DA-HUN-GO.
We halted for an hour, about two o’clock, for a tin of preserved meat and glass of cold whisky and water. Moses intimated to us through Jee Boo his intention of pushing on and gaining the desert before nightfall, so there was no help for it. I did not wish to begin the journey with a disturbance, and made no demur, and three o’clock saw us again on the march, passing through plains of wheat and barley, and enormous fields or enclosures of mustard and poppies. We saw no habitations, and wondered a good deal where the tillers of all this ground reside. The road got worse towards evening, and the heavy, clumsy carts stuck fast several times in the deep, rotten holes with which it was honeycombed. A little before six o’clock we got into a more desolate-looking country, although it was better travelling, which was perhaps lucky, as the stiff work in the marshes had almost done up our camels. I had yet to learn that the more beat these animals look, the fitter they are.
We now passed through a sterile, burnt-up-looking country, thickly covered with clumps of thick, wiry grass, over which the camel carts plunged and rolled in a very painful manner. I retired to my cart about five o’clock for a rest, and, tired out with my long ride in the sun, fell asleep. The sun was low in the heavens when I awoke and looked out of the little window. All traces of vegetation had vanished, while straight in front of us rose a low range of yellow sand-hills, through which stunted wisps of light green grass struggled at intervals. On the near side of these were a couple of circular tents, some dogs, and ponies standing hard by; on the far side of the sand-hills the sea, or what appeared so exactly like it, that I had to rub my eyes to make sure I was not dreaming. There it was; the great grey waste looking exactly as it does when lit up at sunset, by the rays of the setting sun after a hot summer’s day in England. The low yellow sand-hills, too, heightened the illusion, and stood out clear and distinct against the grey expanse and level, unbroken horizon. At this moment my ruminations were rudely broken in upon by Moses. Appearing suddenly at the side of my cart, he thrust his flat, ill-favoured face in at the window, and extending a long, skinny forefinger, pointed to the darkening waste. “Shamo,”[[5]] he muttered in a hoarse, guttural voice. Then I knew we had reached the confines of the “Great Hungry Desert.”
[4]. The pigeon in Russia, and especially Siberia, is looked upon as a sacred bird.
[5]. Mongol name for Gobi Desert.
CHAPTER V.
THE DESERT OF GOBI.
The population of Mongolia, an elevated plateau lying about four thousand feet above sea-level, is roughly estimated at between three and four millions, but the difficulties of obtaining anything like an accurate census of the tribes inhabiting this vast tableland are obvious. Of this number, over thirty thousand inhabit Urga, the capital and residence of the “Kootookta,” or living God of the Mongol religion, “Buddhism.” The power of this human deity is purely nominal. He is allowed to reign on sufferance by the Emperor of China, who governs, more or less nominally, the whole of Mongolia, from the Siberian frontier to the mountains of Tibet. The Mongol Tartars pay tax, though somewhat irregularly, to the Pekin Government, the native khans or princes being responsible for the revenues of their several “khanates” or districts.

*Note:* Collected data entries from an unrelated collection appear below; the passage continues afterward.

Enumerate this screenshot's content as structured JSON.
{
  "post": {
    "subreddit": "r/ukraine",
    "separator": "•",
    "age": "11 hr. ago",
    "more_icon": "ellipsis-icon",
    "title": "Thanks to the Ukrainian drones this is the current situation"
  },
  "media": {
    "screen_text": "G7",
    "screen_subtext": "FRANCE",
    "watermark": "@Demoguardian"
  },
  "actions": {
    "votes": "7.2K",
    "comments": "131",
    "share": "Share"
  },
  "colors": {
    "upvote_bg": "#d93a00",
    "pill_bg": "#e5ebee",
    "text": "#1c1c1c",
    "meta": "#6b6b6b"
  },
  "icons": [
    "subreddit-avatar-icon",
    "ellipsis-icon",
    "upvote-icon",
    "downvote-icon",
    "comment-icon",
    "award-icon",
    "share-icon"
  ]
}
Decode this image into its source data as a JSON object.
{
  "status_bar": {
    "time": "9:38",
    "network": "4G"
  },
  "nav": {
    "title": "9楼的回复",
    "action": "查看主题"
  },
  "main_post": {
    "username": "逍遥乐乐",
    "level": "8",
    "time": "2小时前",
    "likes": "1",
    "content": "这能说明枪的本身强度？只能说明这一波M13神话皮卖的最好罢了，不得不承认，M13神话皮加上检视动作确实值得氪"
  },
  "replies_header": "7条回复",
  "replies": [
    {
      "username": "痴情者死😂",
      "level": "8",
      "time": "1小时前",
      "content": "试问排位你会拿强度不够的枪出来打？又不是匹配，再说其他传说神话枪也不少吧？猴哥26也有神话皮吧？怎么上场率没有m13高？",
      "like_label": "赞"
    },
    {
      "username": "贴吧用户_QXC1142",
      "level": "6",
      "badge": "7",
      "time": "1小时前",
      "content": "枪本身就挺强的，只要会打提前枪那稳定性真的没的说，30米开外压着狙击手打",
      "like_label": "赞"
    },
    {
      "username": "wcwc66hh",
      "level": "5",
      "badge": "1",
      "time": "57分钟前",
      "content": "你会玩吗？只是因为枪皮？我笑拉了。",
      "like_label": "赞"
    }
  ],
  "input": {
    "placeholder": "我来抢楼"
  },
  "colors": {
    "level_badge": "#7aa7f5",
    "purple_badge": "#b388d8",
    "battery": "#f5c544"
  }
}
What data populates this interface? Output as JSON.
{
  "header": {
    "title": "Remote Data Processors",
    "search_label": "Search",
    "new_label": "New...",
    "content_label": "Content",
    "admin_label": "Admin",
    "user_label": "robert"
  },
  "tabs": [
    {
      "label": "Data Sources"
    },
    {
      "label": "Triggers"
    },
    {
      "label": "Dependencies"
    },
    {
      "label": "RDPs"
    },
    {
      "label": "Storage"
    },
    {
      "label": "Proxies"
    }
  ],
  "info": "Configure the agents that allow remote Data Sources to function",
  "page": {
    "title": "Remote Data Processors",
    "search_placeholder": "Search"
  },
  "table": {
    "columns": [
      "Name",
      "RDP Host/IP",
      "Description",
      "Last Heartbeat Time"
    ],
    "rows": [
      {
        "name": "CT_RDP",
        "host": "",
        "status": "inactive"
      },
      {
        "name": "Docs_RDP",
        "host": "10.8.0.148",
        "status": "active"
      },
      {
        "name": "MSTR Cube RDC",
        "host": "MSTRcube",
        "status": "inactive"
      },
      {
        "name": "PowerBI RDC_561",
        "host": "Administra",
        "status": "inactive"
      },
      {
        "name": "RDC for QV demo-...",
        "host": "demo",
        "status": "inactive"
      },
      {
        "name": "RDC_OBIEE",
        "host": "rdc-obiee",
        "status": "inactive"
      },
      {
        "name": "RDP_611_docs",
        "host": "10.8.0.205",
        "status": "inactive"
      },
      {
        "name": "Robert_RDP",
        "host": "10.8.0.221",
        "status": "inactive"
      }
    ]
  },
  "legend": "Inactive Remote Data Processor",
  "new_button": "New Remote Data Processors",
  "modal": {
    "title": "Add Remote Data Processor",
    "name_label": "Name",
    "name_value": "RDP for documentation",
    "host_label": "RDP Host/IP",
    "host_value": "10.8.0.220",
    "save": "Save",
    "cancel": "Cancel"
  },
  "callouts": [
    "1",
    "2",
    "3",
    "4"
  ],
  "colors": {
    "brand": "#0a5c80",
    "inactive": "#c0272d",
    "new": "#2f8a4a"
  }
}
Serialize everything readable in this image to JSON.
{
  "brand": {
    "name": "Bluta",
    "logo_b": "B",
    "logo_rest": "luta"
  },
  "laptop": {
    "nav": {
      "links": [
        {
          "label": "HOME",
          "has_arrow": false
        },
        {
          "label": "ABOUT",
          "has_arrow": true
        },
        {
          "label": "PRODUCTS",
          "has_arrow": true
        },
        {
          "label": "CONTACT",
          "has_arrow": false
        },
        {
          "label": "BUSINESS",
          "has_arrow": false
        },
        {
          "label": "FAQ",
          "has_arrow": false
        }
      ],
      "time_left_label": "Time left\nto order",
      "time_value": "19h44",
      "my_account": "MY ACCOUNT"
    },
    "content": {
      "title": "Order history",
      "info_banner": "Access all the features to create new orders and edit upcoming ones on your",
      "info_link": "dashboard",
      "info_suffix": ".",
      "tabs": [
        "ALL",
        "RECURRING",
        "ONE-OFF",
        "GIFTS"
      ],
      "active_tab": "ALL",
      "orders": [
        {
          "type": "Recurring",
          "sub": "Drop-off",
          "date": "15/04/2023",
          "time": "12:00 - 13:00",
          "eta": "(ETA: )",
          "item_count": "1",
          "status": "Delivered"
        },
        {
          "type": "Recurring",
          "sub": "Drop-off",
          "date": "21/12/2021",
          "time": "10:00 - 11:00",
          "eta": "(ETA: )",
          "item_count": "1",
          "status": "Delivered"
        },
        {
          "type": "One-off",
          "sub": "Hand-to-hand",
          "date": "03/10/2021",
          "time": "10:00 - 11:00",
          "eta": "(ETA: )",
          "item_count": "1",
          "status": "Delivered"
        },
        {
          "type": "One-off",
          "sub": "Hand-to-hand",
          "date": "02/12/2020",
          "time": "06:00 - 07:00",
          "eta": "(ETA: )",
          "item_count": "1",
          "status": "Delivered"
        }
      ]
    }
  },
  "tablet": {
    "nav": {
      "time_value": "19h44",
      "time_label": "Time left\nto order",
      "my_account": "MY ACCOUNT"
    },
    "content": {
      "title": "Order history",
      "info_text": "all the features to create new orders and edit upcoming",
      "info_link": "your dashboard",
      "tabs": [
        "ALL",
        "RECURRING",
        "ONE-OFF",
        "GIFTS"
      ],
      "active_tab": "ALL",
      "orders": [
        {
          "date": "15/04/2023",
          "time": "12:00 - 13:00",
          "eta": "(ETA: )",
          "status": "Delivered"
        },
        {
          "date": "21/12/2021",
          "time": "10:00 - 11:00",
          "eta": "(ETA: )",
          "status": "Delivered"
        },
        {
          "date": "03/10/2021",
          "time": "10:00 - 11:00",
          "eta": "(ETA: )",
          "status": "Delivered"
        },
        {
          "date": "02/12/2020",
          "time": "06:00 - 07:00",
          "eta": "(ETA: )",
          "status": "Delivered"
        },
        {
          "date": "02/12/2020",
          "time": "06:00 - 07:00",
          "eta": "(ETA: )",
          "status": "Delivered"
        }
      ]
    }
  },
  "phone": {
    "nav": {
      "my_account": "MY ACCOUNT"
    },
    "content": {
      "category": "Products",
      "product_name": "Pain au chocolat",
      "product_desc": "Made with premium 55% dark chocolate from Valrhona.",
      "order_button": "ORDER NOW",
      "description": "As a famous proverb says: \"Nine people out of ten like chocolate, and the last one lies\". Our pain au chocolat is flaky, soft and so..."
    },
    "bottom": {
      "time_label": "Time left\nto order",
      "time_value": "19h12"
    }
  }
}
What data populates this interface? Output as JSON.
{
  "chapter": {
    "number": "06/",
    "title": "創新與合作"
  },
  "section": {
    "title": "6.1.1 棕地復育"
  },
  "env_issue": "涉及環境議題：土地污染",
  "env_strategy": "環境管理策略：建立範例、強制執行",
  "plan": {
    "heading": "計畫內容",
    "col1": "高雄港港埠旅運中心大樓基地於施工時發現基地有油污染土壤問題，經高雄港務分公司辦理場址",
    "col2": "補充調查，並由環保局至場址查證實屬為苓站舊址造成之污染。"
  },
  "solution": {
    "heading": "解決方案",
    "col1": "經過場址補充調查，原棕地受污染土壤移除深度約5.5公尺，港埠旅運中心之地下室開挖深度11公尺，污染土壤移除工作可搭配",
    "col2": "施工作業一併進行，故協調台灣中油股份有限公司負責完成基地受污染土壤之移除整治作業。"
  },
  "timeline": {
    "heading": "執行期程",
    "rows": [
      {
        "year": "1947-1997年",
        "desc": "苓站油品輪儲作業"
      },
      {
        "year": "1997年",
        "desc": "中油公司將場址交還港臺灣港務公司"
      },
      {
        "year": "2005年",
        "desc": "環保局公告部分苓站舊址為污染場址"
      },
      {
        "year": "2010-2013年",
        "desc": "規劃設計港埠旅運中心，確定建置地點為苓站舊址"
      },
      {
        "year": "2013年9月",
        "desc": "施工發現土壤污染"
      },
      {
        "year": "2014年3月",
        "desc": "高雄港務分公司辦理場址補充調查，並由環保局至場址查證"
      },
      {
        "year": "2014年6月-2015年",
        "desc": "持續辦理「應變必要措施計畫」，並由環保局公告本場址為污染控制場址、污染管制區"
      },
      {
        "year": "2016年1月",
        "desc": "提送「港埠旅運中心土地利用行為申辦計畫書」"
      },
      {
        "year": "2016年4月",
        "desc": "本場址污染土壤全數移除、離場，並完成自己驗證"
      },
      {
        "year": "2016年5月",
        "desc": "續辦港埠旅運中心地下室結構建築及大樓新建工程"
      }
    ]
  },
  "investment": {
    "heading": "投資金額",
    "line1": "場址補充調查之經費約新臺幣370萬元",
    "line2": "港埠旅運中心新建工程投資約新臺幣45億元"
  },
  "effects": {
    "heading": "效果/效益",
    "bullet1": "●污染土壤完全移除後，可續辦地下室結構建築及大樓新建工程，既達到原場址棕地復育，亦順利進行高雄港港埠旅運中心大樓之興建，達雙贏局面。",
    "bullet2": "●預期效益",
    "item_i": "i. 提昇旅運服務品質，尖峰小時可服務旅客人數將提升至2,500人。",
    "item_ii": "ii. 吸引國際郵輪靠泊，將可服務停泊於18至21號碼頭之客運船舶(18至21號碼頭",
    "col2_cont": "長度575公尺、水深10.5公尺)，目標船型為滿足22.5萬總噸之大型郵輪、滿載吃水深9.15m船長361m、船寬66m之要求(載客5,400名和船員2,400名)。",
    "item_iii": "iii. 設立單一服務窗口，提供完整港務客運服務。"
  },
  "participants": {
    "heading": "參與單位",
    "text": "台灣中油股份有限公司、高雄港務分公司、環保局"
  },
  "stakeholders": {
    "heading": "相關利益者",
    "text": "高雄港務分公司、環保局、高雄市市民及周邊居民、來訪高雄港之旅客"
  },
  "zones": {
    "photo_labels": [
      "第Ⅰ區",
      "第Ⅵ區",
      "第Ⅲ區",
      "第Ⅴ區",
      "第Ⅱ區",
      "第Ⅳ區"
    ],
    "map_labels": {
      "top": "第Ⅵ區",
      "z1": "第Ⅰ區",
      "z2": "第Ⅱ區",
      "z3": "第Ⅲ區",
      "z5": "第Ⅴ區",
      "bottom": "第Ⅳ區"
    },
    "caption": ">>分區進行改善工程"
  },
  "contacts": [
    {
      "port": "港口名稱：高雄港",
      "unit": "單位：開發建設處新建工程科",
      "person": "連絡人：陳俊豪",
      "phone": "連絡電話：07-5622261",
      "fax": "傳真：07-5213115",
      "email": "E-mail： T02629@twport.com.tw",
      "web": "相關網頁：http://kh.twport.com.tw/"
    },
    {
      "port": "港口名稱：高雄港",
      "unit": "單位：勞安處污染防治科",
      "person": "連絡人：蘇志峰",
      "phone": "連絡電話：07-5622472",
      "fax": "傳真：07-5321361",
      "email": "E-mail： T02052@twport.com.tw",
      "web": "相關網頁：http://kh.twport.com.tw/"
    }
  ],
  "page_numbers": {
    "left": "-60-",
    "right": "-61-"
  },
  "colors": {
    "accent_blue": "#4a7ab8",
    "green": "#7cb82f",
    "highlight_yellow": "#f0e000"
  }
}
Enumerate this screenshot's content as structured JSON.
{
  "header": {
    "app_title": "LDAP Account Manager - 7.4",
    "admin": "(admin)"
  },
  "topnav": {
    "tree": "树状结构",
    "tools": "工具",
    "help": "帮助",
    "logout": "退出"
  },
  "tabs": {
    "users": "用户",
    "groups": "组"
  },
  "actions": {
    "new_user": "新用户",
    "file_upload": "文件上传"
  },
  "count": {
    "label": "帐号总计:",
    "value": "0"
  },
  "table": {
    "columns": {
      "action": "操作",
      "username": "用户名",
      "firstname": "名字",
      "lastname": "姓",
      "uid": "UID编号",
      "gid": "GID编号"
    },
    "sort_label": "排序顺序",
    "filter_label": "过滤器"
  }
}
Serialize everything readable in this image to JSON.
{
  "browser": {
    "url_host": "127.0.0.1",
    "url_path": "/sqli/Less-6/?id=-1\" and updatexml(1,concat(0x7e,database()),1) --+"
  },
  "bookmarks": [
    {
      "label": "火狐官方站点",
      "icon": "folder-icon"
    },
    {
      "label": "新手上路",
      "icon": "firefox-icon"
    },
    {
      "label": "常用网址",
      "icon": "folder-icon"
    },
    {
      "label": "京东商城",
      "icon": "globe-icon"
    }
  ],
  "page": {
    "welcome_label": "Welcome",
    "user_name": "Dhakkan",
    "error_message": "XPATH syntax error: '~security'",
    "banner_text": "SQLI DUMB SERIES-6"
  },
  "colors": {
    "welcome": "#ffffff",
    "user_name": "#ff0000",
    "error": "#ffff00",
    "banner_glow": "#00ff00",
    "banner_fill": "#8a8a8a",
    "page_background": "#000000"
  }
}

The name “Gobi” is given by the Mongols to any district more or less destitute of water, but the desert, where we crossed it, presents but few of the characteristics with which we usually associate the name. It may better be described as a vast plain or steppe, extending from the northern side of the Great Wall of China to the Russian frontier-town of Kiakhta, a distance of over eight hundred miles. With the exception, however, of about fifty miles of sandy waste midway across, the north-western portion is seldom entirely devoid of vegetation of some sort or another, be it rich, luxuriant pasture, or dry withered scrub. Perhaps the most curious thing about this so-called desert is, that although grass is so plentiful, and in many places wild flowers grow in profusion, water is very scarce. In the summer months frequent and heavy rain storms do much to lessen this evil, but the Tartars suffer terribly at times from the drought, which sometimes lasts a year or more. Notwithstanding, the climate is healthy, and serious epidemics, such as cholera or typhus, unknown.